Binyamin Netanyahu
Binyamin NetanyahuFlash 90

A group of 17 Democratic lawmakers wrote to Prime Minister Binyamin Netanyahu last week asking his government to stop the planned deportation of senior Human Rights Watch official Omar Shakir, The Washington Post reported Tuesday.

Last month, an Israeli court approved the Interior Ministry's decision to expel Shakir, a US citizen and director of the Human Rights Watch office for Israel and the Palestinian territories.

While the court gave Shakir until May 1 to leave Israel, the Supreme Court last week delayed the expulsion, issuing an injunction allowing Shakir to remain in Israel for seven days.

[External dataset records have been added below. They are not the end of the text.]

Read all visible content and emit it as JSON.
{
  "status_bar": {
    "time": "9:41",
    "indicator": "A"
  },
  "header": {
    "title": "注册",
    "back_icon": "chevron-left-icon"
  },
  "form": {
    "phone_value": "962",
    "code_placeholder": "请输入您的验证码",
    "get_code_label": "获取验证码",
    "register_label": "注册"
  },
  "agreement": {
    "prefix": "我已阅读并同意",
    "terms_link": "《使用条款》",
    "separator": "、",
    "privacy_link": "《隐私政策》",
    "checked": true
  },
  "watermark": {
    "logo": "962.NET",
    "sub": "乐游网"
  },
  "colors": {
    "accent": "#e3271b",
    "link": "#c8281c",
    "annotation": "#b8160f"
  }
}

“To carry out our own human rights work and responsibilities in the US House of Representatives, we rely on the reports of Human Rights Watch for balanced accounts of human rights violations wherever they may occur, including here in the United States,” the letter by the Democrats read, according to The Washington Post.

The letter added that deporting Shakir would “reinforce the impression that Israel is increasingly hostile to human rights defenders.”

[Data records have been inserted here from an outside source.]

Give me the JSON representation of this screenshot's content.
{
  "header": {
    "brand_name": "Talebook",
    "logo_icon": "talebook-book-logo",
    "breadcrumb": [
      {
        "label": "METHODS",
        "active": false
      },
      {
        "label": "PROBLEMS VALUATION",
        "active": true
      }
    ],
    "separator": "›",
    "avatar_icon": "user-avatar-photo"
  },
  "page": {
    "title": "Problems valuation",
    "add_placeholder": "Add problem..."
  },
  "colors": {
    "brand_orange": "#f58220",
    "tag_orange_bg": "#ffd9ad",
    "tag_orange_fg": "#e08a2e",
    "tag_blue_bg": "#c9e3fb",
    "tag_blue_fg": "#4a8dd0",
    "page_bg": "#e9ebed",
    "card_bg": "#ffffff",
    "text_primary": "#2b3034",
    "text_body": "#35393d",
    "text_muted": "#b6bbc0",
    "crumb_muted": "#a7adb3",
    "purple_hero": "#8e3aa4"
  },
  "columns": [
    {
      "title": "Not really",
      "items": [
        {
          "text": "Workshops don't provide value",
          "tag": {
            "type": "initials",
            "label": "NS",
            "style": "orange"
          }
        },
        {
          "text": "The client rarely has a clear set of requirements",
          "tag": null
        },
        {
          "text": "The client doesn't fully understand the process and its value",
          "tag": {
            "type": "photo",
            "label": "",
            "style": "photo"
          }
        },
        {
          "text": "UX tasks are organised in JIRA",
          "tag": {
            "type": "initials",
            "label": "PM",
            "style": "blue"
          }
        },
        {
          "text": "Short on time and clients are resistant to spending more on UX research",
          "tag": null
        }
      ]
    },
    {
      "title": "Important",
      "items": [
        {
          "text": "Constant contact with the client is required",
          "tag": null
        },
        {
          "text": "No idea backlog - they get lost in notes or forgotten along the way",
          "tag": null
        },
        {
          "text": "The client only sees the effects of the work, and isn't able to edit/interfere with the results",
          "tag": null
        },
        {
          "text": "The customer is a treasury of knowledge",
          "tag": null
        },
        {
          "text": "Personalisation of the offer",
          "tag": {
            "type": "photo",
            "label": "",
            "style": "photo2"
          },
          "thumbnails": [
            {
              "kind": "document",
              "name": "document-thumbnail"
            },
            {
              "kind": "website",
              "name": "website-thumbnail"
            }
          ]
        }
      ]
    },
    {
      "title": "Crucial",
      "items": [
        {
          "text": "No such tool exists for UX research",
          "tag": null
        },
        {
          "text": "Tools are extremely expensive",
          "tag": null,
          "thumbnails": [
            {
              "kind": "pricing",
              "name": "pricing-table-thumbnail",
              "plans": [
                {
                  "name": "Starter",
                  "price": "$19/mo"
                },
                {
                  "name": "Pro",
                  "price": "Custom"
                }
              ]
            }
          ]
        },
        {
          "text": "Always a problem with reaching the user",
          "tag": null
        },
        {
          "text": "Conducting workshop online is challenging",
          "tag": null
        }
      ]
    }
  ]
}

The letter was sent just days before the latest escalation in the south, when Gaza terrorists fired some 700 rockets at southern Israel.

In a phone call Monday, Rep Jim McGovern (D-MA), one of the authors of the letter, said that the letter was not related, but he viewed it as part of a broader issue.

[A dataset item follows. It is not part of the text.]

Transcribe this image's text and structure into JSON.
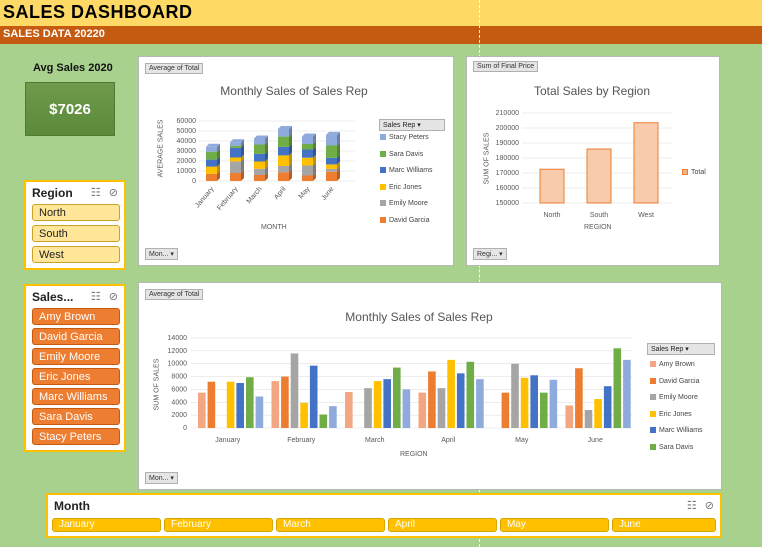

“One of the world’s most reputable human rights organizations is having one of their workers expelled from a country because of his human rights work,” McGovern said, noting that Human Rights Watch recently published a critical report on Hamas and the Palestinian Authority’s use of torture.

Despite criticism of the planned deportation from other human rights groups and governments, senior officials in the Trump administration have refrained from publicly commenting on Shakir’s case, noted The Washington Post.

Shakir had his work permit revoked in 2018 because of an amendment to Israel’s immigration laws made the year before, that was aimed at fighting supporters of the Boycott, Divestment and Sanctions (BDS) movement.

Human Rights Watch later sued Israel’s Interior Ministry to prevent Shakir from being deported.